Thursday, February 20, 2014

Blog 5 -- 2/17/14

While the majority of the day’s dialogue offered confounding, yet enriching—thus ultimately constructive—thematic deliberation, I believe the seemingly unchallenged notion of objective uncertainty’s applicability to normal passions remains fallacious. I explicitly recall a speaker from the audience suggesting that the objective uncertainty, the apple teasing us from a branch just beyond our grasp, need not be restricted to infinite passions, but I suspect Kierkegaard would contest. Doesn’t the fact that our normal passions are inherently mundane, and thus not infinite in nature, preclude these worldy passions from being considered uncertain. After all, normal passions are defined by reality, the antithesis of uncertainty in this context. That being said, I concur that objective uncertainty need not be restricted to cosmological interpretations, but I also feel as though these passions, while not necessarily traditionally infinite, require some fundamental obscurity about them. For example, one might consider their infinite passion to be that of true love, traditionally speaking. This does not rely on some supernal entity for definition, but the concept itself escapes reality in the same sense that death eludes us.

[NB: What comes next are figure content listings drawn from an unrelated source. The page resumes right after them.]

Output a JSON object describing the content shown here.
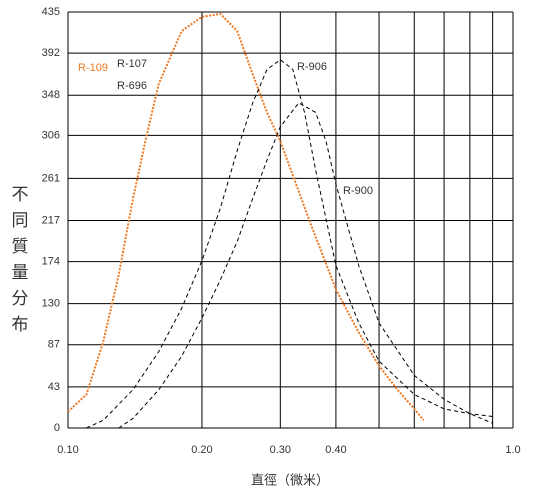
{
  "chart_data": {
    "type": "line",
    "ylabel": "不同質量分布",
    "xlabel": "直徑（微米）",
    "xlog": true,
    "xlim": [
      0.1,
      1.0
    ],
    "ylim": [
      0,
      435
    ],
    "xticks": [
      {
        "value": 0.1,
        "label": "0.10"
      },
      {
        "value": 0.2,
        "label": "0.20"
      },
      {
        "value": 0.3,
        "label": "0.30"
      },
      {
        "value": 0.4,
        "label": "0.40"
      },
      {
        "value": 1.0,
        "label": "1.0"
      }
    ],
    "xminor": [
      0.5,
      0.6,
      0.7,
      0.8,
      0.9
    ],
    "yticks": [
      0,
      43,
      87,
      130,
      174,
      217,
      261,
      306,
      348,
      392,
      435
    ],
    "grid": true,
    "series": [
      {
        "name": "R-109",
        "color": "#f07820",
        "style": "dotted",
        "x": [
          0.1,
          0.11,
          0.12,
          0.13,
          0.14,
          0.15,
          0.16,
          0.18,
          0.2,
          0.22,
          0.24,
          0.26,
          0.28,
          0.3,
          0.35,
          0.4,
          0.45,
          0.5,
          0.55,
          0.6,
          0.63
        ],
        "values": [
          17,
          35,
          90,
          160,
          240,
          305,
          360,
          415,
          430,
          433,
          415,
          370,
          330,
          300,
          215,
          145,
          100,
          65,
          40,
          20,
          8
        ]
      },
      {
        "name": "R-906",
        "color": "#000000",
        "style": "dashed",
        "x": [
          0.11,
          0.12,
          0.14,
          0.16,
          0.18,
          0.2,
          0.22,
          0.24,
          0.26,
          0.28,
          0.3,
          0.32,
          0.34,
          0.36,
          0.4,
          0.45,
          0.5,
          0.6,
          0.7,
          0.8,
          0.9
        ],
        "values": [
          0,
          8,
          40,
          80,
          125,
          175,
          230,
          290,
          340,
          375,
          385,
          375,
          330,
          270,
          170,
          110,
          70,
          35,
          20,
          15,
          12
        ]
      },
      {
        "name": "R-900",
        "color": "#000000",
        "style": "dashed",
        "x": [
          0.13,
          0.14,
          0.16,
          0.18,
          0.2,
          0.22,
          0.24,
          0.26,
          0.28,
          0.3,
          0.33,
          0.36,
          0.38,
          0.4,
          0.45,
          0.5,
          0.6,
          0.7,
          0.8,
          0.9
        ],
        "values": [
          0,
          10,
          40,
          75,
          115,
          155,
          195,
          240,
          280,
          315,
          340,
          330,
          300,
          255,
          170,
          110,
          55,
          30,
          15,
          5
        ]
      }
    ],
    "annotations": [
      "R-107",
      "R-696"
    ]
  }
}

On another note, despite having read through Kierkegaard’s arguably esoteric prose, a part of me still considers his push for a subjective god-figure reason enough that objective uncertainty ought to be referred to as subjective uncertainty. After all, if we are in constant chase after this independently conceived entity, what about this is objective? There is nothing objective whatsoever about a subjective god-figure that suggests the term should be referred to as such.